Pub Date: Feb. 18th, 2009
ISBN: 978-1-59414-734-0
Publisher: Five Star/Gale Cengage

Looks like Dasher and Dancer are out of luck this year. Santa Claus is in the slammer.

Charlie Baines, who plays Santa to his brother Andrew’s Scrooge, likes to dress up as the jolly old elf even in midsummer. So it’s no surprise when he turns up at the Baines Building fully suited one July evening to pay a visit to his Grinchlike brother. The surprise comes when Charlie descends from the 30th floor with the news that “something really bad has happened” and that the police can reach him at his home. Acting on information received, the cops find Andrew shot to death and promptly arrest unruffled Charlie, unleashing a frenzy in the legal community.

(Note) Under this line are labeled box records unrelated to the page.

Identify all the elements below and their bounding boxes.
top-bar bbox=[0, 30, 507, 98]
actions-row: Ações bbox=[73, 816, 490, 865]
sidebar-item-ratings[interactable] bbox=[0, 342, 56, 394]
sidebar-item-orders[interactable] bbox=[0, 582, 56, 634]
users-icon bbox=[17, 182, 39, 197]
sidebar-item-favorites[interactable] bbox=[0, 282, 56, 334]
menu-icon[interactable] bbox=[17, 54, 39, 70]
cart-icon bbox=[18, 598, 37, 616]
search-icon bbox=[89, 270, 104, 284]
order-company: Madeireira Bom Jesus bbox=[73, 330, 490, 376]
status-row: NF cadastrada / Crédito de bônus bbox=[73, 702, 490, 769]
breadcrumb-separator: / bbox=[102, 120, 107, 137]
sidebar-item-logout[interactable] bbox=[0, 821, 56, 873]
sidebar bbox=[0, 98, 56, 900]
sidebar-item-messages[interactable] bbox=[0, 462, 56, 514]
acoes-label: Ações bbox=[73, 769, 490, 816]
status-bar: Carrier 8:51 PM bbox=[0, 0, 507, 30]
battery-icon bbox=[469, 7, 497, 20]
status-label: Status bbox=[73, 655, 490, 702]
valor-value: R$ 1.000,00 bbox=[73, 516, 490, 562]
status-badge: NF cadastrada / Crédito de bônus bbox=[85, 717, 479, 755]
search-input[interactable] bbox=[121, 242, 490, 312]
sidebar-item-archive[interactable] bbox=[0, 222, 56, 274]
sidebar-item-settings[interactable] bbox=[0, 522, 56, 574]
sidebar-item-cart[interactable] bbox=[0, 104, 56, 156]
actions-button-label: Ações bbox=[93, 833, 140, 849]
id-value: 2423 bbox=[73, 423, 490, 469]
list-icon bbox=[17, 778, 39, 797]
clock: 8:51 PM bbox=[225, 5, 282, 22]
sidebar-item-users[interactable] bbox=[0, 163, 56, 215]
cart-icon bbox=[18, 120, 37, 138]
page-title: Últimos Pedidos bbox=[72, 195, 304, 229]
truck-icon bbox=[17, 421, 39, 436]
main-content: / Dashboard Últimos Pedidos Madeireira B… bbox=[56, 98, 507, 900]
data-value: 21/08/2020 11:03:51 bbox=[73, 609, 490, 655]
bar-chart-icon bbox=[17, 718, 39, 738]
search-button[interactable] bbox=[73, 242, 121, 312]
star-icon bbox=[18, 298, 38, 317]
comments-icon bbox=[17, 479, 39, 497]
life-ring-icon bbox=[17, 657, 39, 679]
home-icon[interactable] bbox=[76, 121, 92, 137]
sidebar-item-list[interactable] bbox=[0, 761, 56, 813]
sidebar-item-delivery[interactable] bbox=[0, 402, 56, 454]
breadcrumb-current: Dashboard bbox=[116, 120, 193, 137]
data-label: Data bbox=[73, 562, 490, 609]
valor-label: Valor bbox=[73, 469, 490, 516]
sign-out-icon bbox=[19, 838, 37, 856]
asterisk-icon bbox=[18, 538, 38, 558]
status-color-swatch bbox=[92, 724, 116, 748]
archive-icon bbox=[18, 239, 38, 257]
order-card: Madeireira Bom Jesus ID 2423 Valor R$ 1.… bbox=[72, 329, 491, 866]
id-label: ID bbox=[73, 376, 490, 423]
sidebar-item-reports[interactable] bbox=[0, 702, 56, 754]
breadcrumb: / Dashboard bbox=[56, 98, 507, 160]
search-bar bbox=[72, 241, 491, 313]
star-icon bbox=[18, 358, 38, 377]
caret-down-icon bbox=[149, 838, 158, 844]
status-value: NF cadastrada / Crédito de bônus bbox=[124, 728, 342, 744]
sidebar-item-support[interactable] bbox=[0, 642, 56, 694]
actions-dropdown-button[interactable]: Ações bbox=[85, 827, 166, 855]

The defense team Gordon Moon assembles—his brother-in-law Vern Wagstaff and newly minted associate Eve Nyquist—is opposed by three ADA’s whose ties to the defense—basketball-playing Melba Wooten is a longtime adversary, David Ketchum is Eve’s lover and Agnes Wagstaff Moon is Vern’s sister and Gordon’s wife—guarantees sitcom complications. Even the trial judge, Hon. Marisol Estrada, is the Moons’s former maid. The amusing back-and-forth, though not for a minute believable, goes a long way to hide the wafer-thin mystery and characterization. But the courtroom byplay is so inconsequential that when Gordon has to stall the trial so Eve can investigate a crucial lead, most readers will scarcely notice anything different.

Breen (Eye of God, 2006, etc.) delivers a whodunit so easygoing and guileless that when its romantic leads first meet, Eve can tell David, “You sound like a series character.”